Use the same input message: watson come here i want you, and
generate similar output: the reconstructed received message plus the average
error between corresponding original and received voltage readings.
1.
The
first run works as described above. 600
Hz carrier, 300 bps, x-bit differential PCM, where x is the result of the first
run of the second experiment. If the
receiver’s regenerated message does not match the original, you've made a
mistake. Error should be very small.
2.
The
second run also uses 600 Hz carrier and 300 bps, but reduce the number of
differential PCM bits by one (e.g. x-1).
Again see if the output message matches the original. It may or may not.
3.
Continue
in this manner until most of the received characters are incorrect, and report
the minimum number of bits required to correctly receive the transmitted
message. This value may be x or may be
smaller.
Here's
something you need to be aware of when designing this experiment: on the second
and any subsequent runs, it is possible for the difference between two samples
to be greater than the maximum allowed by the differential PCM. Suppose, for example, you are running an
experiment using 4-bit differential PCM.
Since one of these is a sign bit, that means the range of transmitted
differential values is limited to +7 to -7.
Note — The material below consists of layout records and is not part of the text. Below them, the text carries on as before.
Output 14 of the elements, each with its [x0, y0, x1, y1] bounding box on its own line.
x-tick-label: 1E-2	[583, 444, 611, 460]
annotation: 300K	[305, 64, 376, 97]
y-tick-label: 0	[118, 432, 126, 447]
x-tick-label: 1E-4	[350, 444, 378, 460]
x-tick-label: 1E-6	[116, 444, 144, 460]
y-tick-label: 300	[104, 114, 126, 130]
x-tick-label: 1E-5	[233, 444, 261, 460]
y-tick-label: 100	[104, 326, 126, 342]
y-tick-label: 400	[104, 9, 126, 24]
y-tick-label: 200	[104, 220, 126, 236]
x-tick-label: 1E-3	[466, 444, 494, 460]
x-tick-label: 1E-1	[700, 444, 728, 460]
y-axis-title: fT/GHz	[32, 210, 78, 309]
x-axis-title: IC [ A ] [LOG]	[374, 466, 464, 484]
If sample k is 106 and sample k+1 is 82, their difference is -24. But the largest negative value that 4-bit
differential can transmit is -7, so it has to transmit -7 instead of -24. The receiver gets the -7 not knowing any
better and its reconstructed signal, if accurate up to that point, will drop
from 106 to only 99. That represents an
error, but its significance is not known until signals are translated to bit
values and matched to ASCII codes.
This
will require some analysis; the simulation is not very difficult but contains a
lot of details. I suggest the program be controlled by a time variable which is
updated upon each PCM sample. At this time, the transmitted analog signal value
(in volts) can be calculated by a function, and the digital signal value
calculated from that by another function. A third function will transform the
digital signal value back to an analog value, which is then compared to the original.
Use the programming tools of your choice.
To
turn in.
1.
A
printout with results of all simulation runs, plus an analysis for each
simulation experiment that includes conclusions concerning performance.
2.
A
spreadsheet file named pcm.xls containing data for the first two
simulation runs from the first and the third experiments. Sheet1 contains data from the first run of
the first experiment, sheet2 contains data from the second run of the first
experiment, sheet3 contains data from the first run of the third experiment,
and sheet4 contains data from the second run of the third experiment. Rename each sheet appropriately. Each row represents a sample, and there
should be columns for: the character being transmitted at the time that sample
was taken, the bit value (0 or 1) being transmitted at the time that sample was
taken, the original analog sample, the 8-bit PCM value, the transmitted value
(which may be 8-bit PCM or may be x-bit differential), the received or
reconstructed 8-bit PCM value, the reconstructed analog value, and the
difference between original and reconstructed analog value. Submit spreadsheet file to your eccentric
upload folder.
3.
For
each sheet in the spreadsheet, select an interesting 40-sample
sequence and produce a graph comparing the original analog signal with the
reconstructed analog signal. By
"interesting", I mean a sequence that includes a transition from a 1
bit to 0 bit or vice versa. Identify
the starting sample number, and graph the same 40-sample sequence from each of
the four sheets.
4.
Source
file(s) for program(s) you ran to produce the first run of the first experiment
and the first run of the third experiment.
Submit to your eccentric upload folder.